The remaining 80 percent were due to a combination of system, clinician, and patient factors. Patient actions, such as not connecting symptoms with medication problems, contributed to the cause of 77 percent of AEs. Systems issues, such as test results not sent to the primary care physician, contributed to 69 percent of AEs. Inadequate physician-patient communication contributed to 59 percent of AEs. Primary care physician problems other than communication contributed to only 16 events (6 percent). The study was part of the 9-month Improving Diabetes Efforts Across Language and Literacy (IDEALL) project, using those patients who were assigned to the automated telephone self-management (ATSM) support program. The researchers measured patient health literacy in the English- and Spanish-speaking patients only.

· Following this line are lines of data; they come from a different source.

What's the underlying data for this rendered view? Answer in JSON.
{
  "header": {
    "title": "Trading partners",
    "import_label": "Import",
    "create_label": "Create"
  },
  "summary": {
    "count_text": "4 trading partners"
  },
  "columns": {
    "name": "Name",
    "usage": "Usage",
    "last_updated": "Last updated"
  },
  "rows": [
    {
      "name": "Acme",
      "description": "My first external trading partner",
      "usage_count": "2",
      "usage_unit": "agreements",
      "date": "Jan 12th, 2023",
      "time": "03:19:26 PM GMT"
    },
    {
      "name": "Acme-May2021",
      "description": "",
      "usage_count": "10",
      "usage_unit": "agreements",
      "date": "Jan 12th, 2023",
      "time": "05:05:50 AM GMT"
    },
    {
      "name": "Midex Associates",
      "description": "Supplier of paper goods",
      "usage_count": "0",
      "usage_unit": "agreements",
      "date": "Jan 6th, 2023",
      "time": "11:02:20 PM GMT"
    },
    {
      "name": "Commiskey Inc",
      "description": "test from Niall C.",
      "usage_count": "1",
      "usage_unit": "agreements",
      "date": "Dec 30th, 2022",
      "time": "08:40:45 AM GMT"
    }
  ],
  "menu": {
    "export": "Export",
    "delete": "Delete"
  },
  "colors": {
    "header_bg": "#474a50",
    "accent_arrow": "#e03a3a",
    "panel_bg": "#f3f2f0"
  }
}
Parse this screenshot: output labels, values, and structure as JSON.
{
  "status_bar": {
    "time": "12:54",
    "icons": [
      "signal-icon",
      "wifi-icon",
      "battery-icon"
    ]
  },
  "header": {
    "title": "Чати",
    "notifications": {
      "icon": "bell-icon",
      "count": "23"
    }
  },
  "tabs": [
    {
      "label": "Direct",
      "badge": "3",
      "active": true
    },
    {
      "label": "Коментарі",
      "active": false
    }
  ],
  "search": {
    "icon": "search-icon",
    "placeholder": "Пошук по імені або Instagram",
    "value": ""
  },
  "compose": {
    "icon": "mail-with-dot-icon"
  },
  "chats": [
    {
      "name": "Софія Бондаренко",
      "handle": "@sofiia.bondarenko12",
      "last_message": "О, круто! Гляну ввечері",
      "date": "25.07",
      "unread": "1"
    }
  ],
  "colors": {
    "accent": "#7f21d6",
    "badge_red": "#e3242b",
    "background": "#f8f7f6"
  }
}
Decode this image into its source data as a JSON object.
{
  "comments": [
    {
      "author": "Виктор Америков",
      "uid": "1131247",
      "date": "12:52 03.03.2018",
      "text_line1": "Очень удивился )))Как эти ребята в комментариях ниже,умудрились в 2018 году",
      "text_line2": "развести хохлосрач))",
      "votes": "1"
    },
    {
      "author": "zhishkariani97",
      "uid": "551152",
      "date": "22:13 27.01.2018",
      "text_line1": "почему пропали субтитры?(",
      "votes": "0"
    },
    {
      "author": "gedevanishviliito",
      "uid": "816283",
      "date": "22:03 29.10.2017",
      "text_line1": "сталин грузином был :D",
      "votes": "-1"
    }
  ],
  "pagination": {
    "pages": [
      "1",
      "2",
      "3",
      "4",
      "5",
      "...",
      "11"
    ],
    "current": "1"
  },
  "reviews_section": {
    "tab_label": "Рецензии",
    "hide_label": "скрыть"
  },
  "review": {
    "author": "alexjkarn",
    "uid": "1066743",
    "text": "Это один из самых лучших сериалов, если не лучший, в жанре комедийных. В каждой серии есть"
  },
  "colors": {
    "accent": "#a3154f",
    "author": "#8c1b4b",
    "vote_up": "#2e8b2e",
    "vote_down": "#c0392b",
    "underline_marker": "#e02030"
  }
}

The IDEALL ATSM intervention included weekly interactive automated telephone calls to patients, with review and followup by a nurse care manager if the patient's responses indicated problems in an area of self-care, such as hypoglycemia (excessively low blood-glucose levels), considered a candidate AE or potential AE. A patient could request a call back from a nurse during any ATSM session or report an unrelated event during a live followup call from a nurse. The study was funded in part by the Agency for Healthcare Research and Quality (HS17594, HS14864, and HS17261).
More details are in "What happens between visits? Adverse and potential adverse events among a low-income, urban, ambulatory population with diabetes," by Urmimala Sarkar, M.D., Margaret A. Handley, Ph.D., M.P.H., Reena Gupta, M.D., and others in the June 2010 Quality and Safety in Health Care 19(3), pp. 223-228.